According to channel expansion theory as people gain knowledge about particular technologies they are more able to use them for stronger communication tactics. As users become more accustomed to specific forms of communication like email, chat, video conference, etc… they also develop better methods of creating meta-language (embedded language) to communicate and receive subtle meanings (Carlson and Zmud, 1999). Thus new forms of communication methods result from the use of virtual technology that expand communicative effectiveness.

 This virtual technology has made its way into the school systems, our social affairs, and our businesses. As people become more accustomed to technology, they begin to use such tools in more efficient methods that expand the bandwidth of such mediums (Carlson & Zmud, 1994). Through this creation of expanding communication networks, higher levels of information are transferred to maintain and develop group members to certain social structures.

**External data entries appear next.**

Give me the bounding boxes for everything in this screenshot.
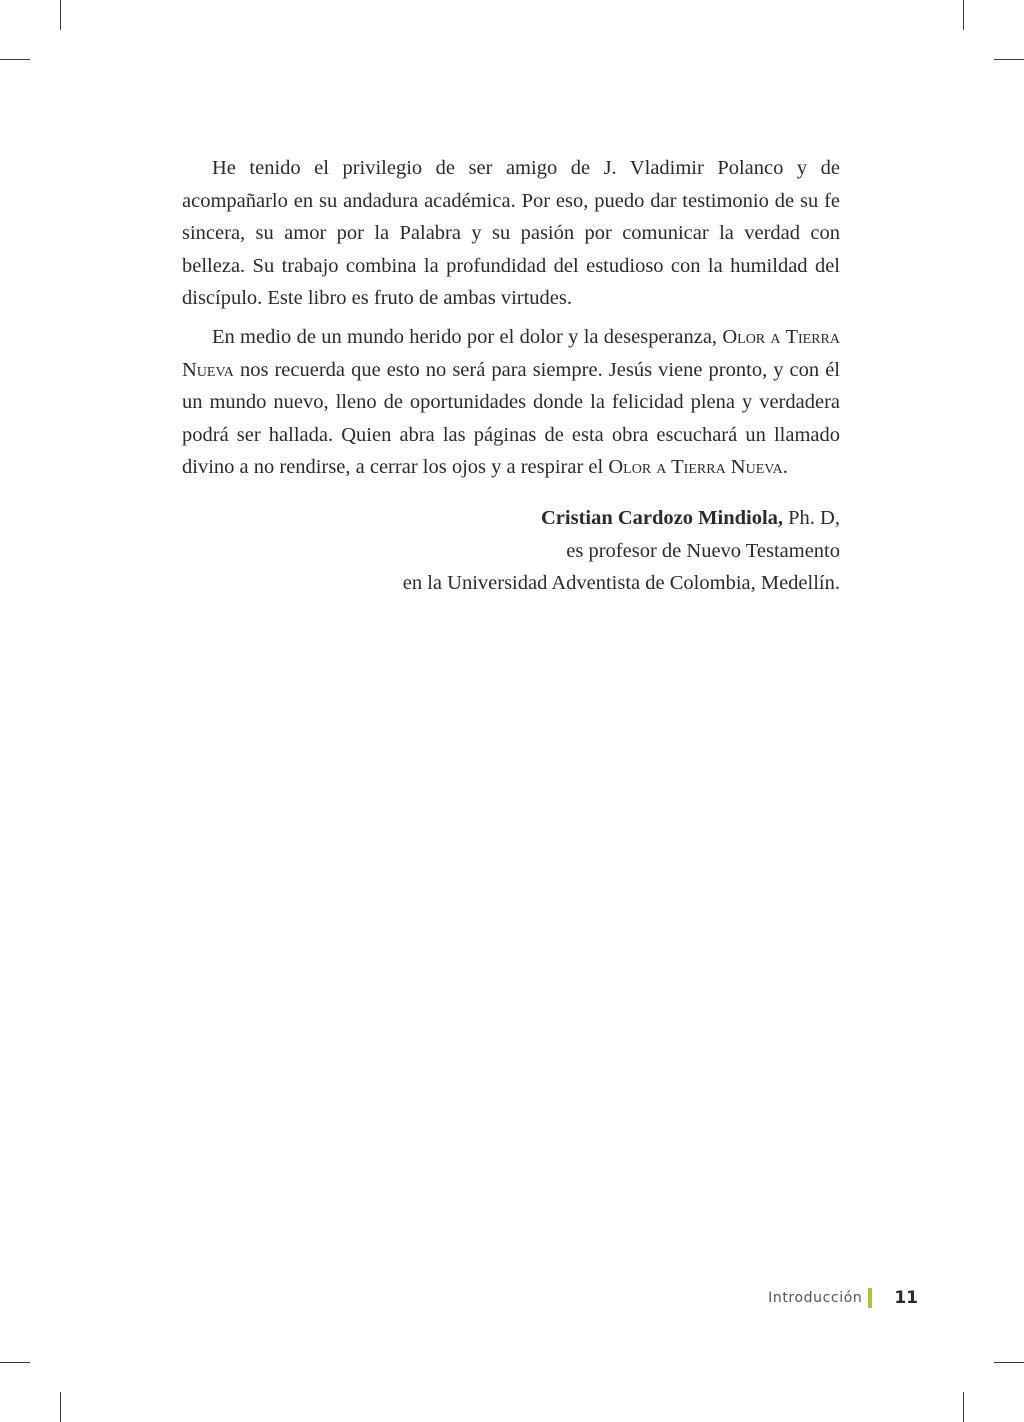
book-title: Olor a Tierra Nueva [182,325,840,381]
author-degree: Ph. D, [783,507,840,529]
signature-line-2: es profesor de Nuevo Testamento [566,539,840,562]
signature-line-3: en la Universidad Adventista de Colombia, Medellín. [402,572,840,595]
signature-line-1 [403,502,840,535]
crop-mark-top-right-v [963,0,964,30]
paragraph-2-part-2: nos recuerda que esto no será para siempre. Jesús viene pronto, y con él un mundo nuevo, lleno de oportunidades donde la felicidad plena y verdadera podrá ser hallada. Quien abra las páginas de esta obra escuchará un llamado divino a no rendirse, a cerrar los ojos y a respirar el [182,358,840,479]
footer-accent-bar [868,1288,872,1308]
book-title-2: Olor a Tierra Nueva [608,456,783,479]
page-footer [768,1288,918,1308]
crop-mark-bottom-right-h [994,1362,1024,1363]
paragraph-1: He tenido el privilegio de ser amigo de J. Vladimir Polanco y de acompañarlo en su andadura académica. Por eso, puedo dar testimonio de su fe sincera, su amor por la Palabra y su pasión por comunicar la verdad con belleza. Su trabajo combina la profundidad del estudioso con la humildad del discípulo. Este libro es fruto de ambas virtudes. [182,157,840,310]
crop-mark-top-left-h [0,59,30,60]
section-name: Introducción [768,1290,863,1306]
body-text [182,152,840,490]
crop-mark-bottom-left-v [60,1392,61,1422]
paragraph-2-part-3: . [782,456,788,479]
author-name: Cristian Cardozo Mindiola, [541,507,784,529]
crop-mark-bottom-right-v [963,1392,964,1422]
crop-mark-top-right-h [994,59,1024,60]
page-number: 11 [894,1288,918,1308]
paragraph-2-part-1: En medio de un mundo herido por el dolor y la desesperanza, [212,325,723,348]
crop-mark-top-left-v [60,0,61,30]
signature-block [403,502,840,600]
paragraph-2 [182,321,840,484]
crop-mark-bottom-left-h [0,1362,30,1363]
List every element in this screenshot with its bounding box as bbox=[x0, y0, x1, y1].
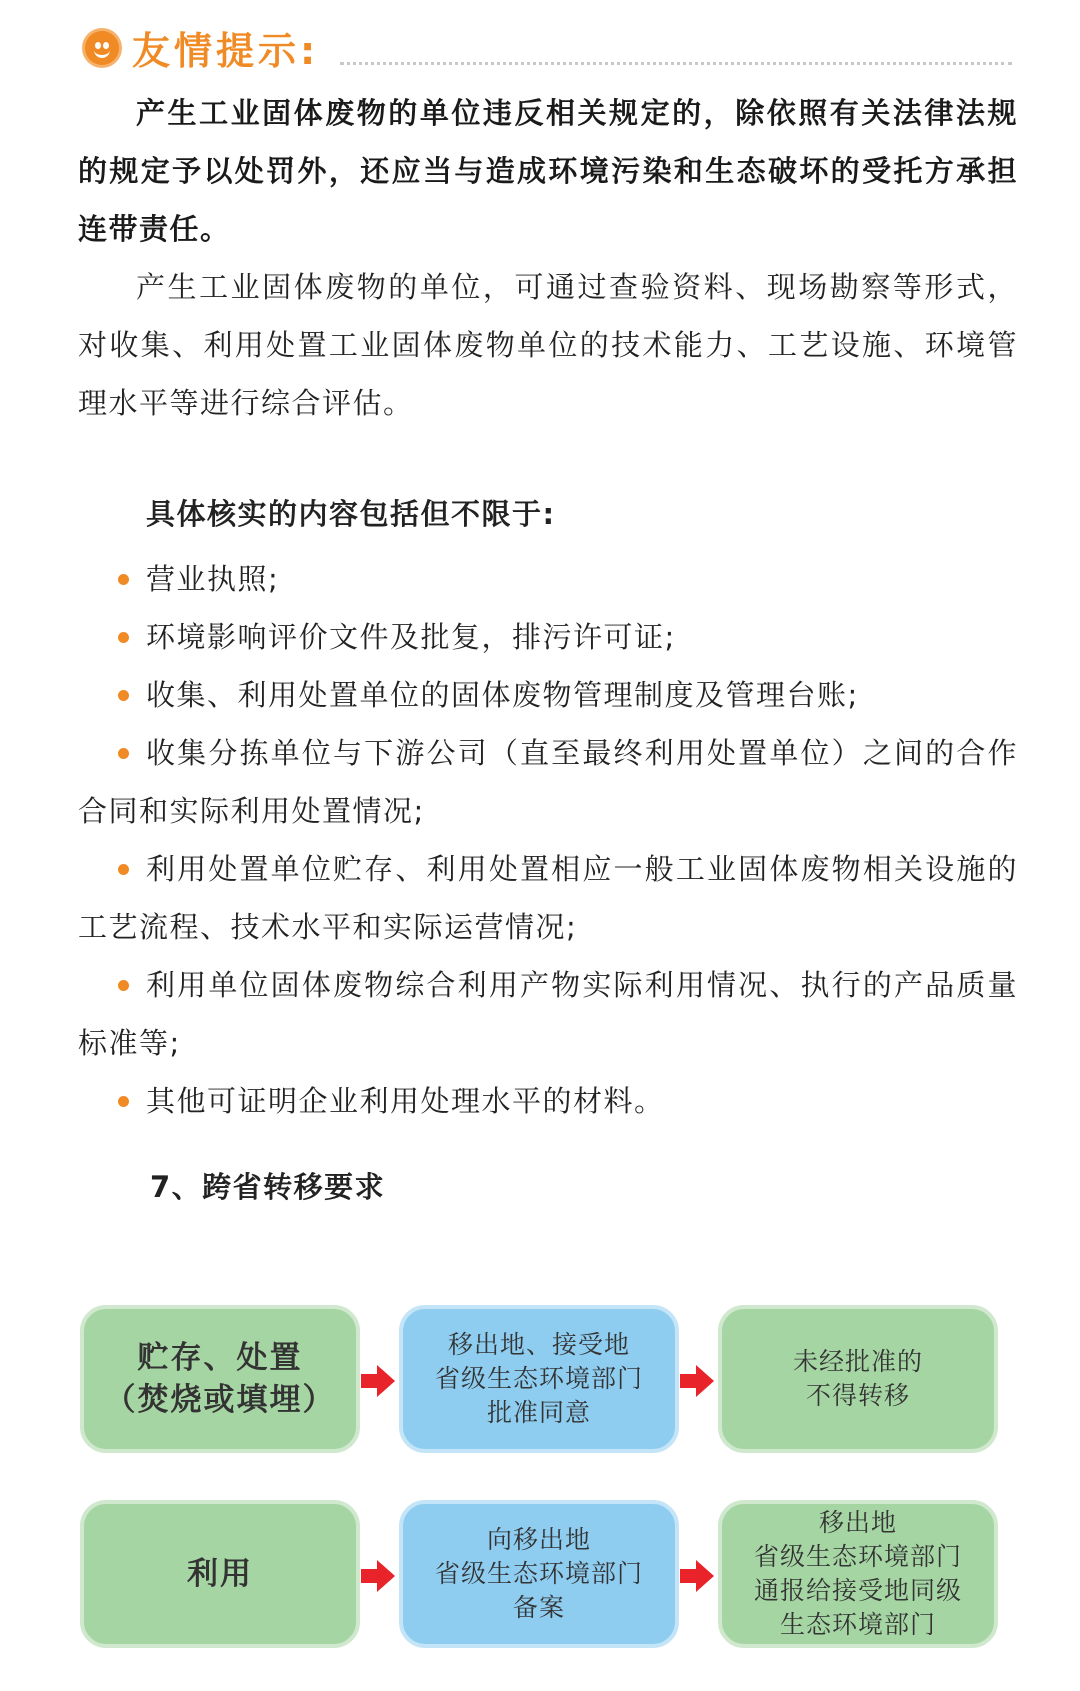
flow-box-storage-disposal: 贮存、处置 （焚烧或填埋） bbox=[80, 1305, 360, 1453]
verification-list bbox=[78, 550, 1018, 1130]
flow-box-utilization: 利用 bbox=[80, 1500, 360, 1648]
list-item: 环境影响评价文件及批复，排污许可证; bbox=[78, 608, 1018, 666]
flow-box-notification: 移出地 省级生态环境部门 通报给接受地同级 生态环境部门 bbox=[718, 1500, 998, 1648]
bullet-dot-icon bbox=[118, 748, 129, 759]
bullet-dot-icon bbox=[118, 574, 129, 585]
bullet-dot-icon bbox=[118, 632, 129, 643]
list-item: 收集、利用处置单位的固体废物管理制度及管理台账; bbox=[78, 666, 1018, 724]
arrow-right-icon bbox=[361, 1560, 395, 1592]
flow-box-no-transfer: 未经批准的 不得转移 bbox=[718, 1305, 998, 1453]
list-item: 收集分拣单位与下游公司（直至最终利用处置单位）之间的合作合同和实际利用处置情况; bbox=[78, 736, 1018, 828]
bullet-dot-icon bbox=[118, 980, 129, 991]
bullet-dot-icon bbox=[118, 1096, 129, 1107]
arrow-right-icon bbox=[680, 1365, 714, 1397]
list-item: 营业执照; bbox=[78, 550, 1018, 608]
list-title: 具体核实的内容包括但不限于: bbox=[146, 497, 556, 531]
tip-header bbox=[82, 18, 1012, 78]
list-item: 利用处置单位贮存、利用处置相应一般工业固体废物相关设施的工艺流程、技术水平和实际运营情况; bbox=[78, 852, 1018, 944]
tip-title: 友情提示: bbox=[132, 29, 320, 73]
paragraph-assessment: 产生工业固体废物的单位，可通过查验资料、现场勘察等形式，对收集、利用处置工业固体废物单位的技术能力、工艺设施、环境管理水平等进行综合评估。 bbox=[78, 270, 1018, 420]
dotted-divider bbox=[340, 62, 1012, 65]
bullet-dot-icon bbox=[118, 864, 129, 875]
paragraph-liability: 产生工业固体废物的单位违反相关规定的，除依照有关法律法规的规定予以处罚外，还应当与造成环境污染和生态破坏的受托方承担连带责任。 bbox=[78, 96, 1018, 246]
arrow-right-icon bbox=[680, 1560, 714, 1592]
bullet-dot-icon bbox=[118, 690, 129, 701]
list-item: 其他可证明企业利用处理水平的材料。 bbox=[78, 1072, 1018, 1130]
arrow-right-icon bbox=[361, 1365, 395, 1397]
flow-box-approval: 移出地、接受地 省级生态环境部门 批准同意 bbox=[399, 1305, 679, 1453]
smiley-face-icon bbox=[82, 28, 122, 68]
section-heading: 7、跨省转移要求 bbox=[150, 1170, 386, 1204]
flow-box-filing: 向移出地 省级生态环境部门 备案 bbox=[399, 1500, 679, 1648]
list-item: 利用单位固体废物综合利用产物实际利用情况、执行的产品质量标准等; bbox=[78, 968, 1018, 1060]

In modern times it is possible to develop entire societies in the virtual world that have certain orders maintained by group norms. These societies develop their own way of communicating that perpetuates their methodologies and lifestyles. Virtual colleges are testimony to the creation of rich information used in new and unique manners with multiple forms of media that can create higher forms of learning. Such communication tools become more effective over time developing new methods of satisfying biological needs and maintaining social rules that extend human capacities. As nations move into the virtual realms they may find that their societal influence grows by using existing communication channels in new ways that develop higher forms of communication methodology. The more people who become accustomed to this technology the more likely they will be attached to certain societies that resonate with their personal belief systems.

Barkow, J. H., Cosmides, L., and Tooby, J. (eds.). 1992. TheAdapted Mind: Evolutionary Psychology and the Generation of Culture, New York: Oxford University Press.

Carlson, J. & Zmund, R. (1994). Channel expansion theory: a dynamic view of medial and information richness. Academy of management best papers proceedings, pp. 280-284.

Carlson, J. and Zmud, R. (1999) Channel Expansion Theory and the Experiential Nature of Media Richness Perceptions. Academy of Management Journal, 42 (2) pp. 153-170.

Henrich, J. (2004). “Cultural Group Selection, Coevolutionary Processes and Large-Scale Cooperation,” Journal of Economic Behavior and Organization (53:1), pp. 3-35.

Kock, N. (2004). “The Psychobiological Model: Towards a New Theory of Computer-Mediated Communication Based on Darwinian Evolution,” Organization Science (15:3), pp. 327-348.

Porra, J., and Parks, M. S. (2006). “Sustainable Virtual Communities: Suggestions from the Colonial Model,” Information Systems and e-Business Management (4:4), pp. 309-341.

McElreath, R., and Boyd, R. (2007). Mathematical Models of Social Evolution: A Guide for the Perplexed, Chicago, IL: The University of Chicago Press.